Preston Sturges le météore de génie
Créateur de la “mad-cap” comédie, flambeur déjanté, auteur d’une douzaine de films géniaux dont Gouverneur malgré lui, Le gros lot, Les voyages de Sullivan, Miracle au Village ou encore Anesthésie à l’éther, Preston Sturges est souvent redécouvert et aussitôt oublié du moins en France où il vécut. En Amérique il reste un génie vénéré entre autres par les frères Coen. D’abord scénariste (le mieux payé d’Hollywood à la Paramount), il obtint le droit de passer ensuite (et ce fut le premier) à la réalisation. Inventeur du rouge à lèvres indélébile et d’un avion à décollage vertical, auteur dramatique à succès dans les années 30, il sera un météore de la création. Maître de cinéastes comme Mankiewicz, il obtint un énorme succès par ses satires où les héros marchent sur des roulettes mais à côté de la route avec sécheresse, ironie et jusqu’auboutisme.
Le réalisateur pousse les situations au paroxysme avec un don de l’empilement et une joie « pure »et débridée. Et son héros Sullivan permet le plus beau film sur le cinéma et l’art de faire de la comédie à Hollywood avec au passage une charge contre Capra et un hommage à Lubitsch dans un art parfait du contrepied désopilant et parfois glaçant et cruel.
Les films se caractérisent par la vitesse des dialogues au sein d’une caravane d’excentriques, de distraits exaltés – capables de tomber deux fois amoureux de la même femme sans le remarquer et de gueules cassées. Pendant comique de Welles et comme lui homme de troupes, il est le maître de la réplique qui tue et que reprendront les Coen dans O Brothers - film que le personnage de Sullivan rêvait de réaliser…
Sturges garde toujours une distance analytique face aux cinglés comme face à la comédie romantique. L’artiste pratique le dérapage entre autres avec la comédie du remariage comme dans Madame et ses flirts et son début frénétique voire délirant avec ses inventions onomastiques et une sorte de « cartoonisation » qui annoncent — par les mises en pièces des formes du comique — le cinéma de Blake Edwards et ses poursuites.

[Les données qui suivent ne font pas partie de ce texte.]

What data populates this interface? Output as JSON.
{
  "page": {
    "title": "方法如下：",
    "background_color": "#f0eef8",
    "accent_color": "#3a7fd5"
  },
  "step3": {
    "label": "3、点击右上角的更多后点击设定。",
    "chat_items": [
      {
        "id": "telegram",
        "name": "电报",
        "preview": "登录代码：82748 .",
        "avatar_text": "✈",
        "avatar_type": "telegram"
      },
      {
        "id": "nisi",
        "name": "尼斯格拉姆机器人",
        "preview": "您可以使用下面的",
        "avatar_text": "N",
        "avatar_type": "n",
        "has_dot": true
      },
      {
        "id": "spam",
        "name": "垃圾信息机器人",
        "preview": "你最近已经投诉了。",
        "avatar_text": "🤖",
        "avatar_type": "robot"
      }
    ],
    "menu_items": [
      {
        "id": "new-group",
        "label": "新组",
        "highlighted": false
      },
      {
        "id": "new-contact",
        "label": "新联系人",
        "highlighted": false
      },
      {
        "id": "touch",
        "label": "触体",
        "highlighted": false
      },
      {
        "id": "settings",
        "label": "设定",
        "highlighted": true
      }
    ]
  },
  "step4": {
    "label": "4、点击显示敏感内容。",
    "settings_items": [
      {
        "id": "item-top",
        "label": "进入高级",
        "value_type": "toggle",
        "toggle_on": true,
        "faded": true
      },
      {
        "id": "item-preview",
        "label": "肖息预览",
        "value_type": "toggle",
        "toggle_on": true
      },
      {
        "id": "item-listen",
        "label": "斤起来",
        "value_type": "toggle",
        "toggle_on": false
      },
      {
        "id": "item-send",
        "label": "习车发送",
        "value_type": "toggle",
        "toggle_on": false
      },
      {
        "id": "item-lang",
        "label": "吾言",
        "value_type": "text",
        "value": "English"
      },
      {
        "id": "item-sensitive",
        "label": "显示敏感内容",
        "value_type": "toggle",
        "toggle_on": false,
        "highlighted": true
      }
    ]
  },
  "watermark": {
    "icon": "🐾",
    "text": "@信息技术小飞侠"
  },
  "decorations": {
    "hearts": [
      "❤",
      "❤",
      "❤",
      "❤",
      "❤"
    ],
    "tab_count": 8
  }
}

Entre le burlesque de cinéma muet et un remarquable cinéma du langage, l’artiste pratique une veine immorale que permet l’humour libératoire en tournant en ridicule le patriotisme au moment même de la guerre comme dans Héros de l’arrière et son embusqué. Quant au principe de saturation visuel et sonore, il est une des marques de fabrique de l’œuvre. Elle prouve l’aveuglement des foules dupes consentantes de ce qu’un héros pré-Trump nomme en parlant de ses fake-news avant la lettre : « ce ne sont pas des mensonges mais des promesses électorales »…
On comprend que Sturges est capable de mélanger tous les genres pour les finaliser et les résoudre par un burlesque final où au besoin il est bon d’être vulgaire. Le réalisateur ne s’en prive pas mais sa virtuosité accorde à cette attitude une quasi élégance.
jean-paul gavard-perret
Preston Sturges, Preston Sturgess King of comedy, Coffret, Wild Side, 2017.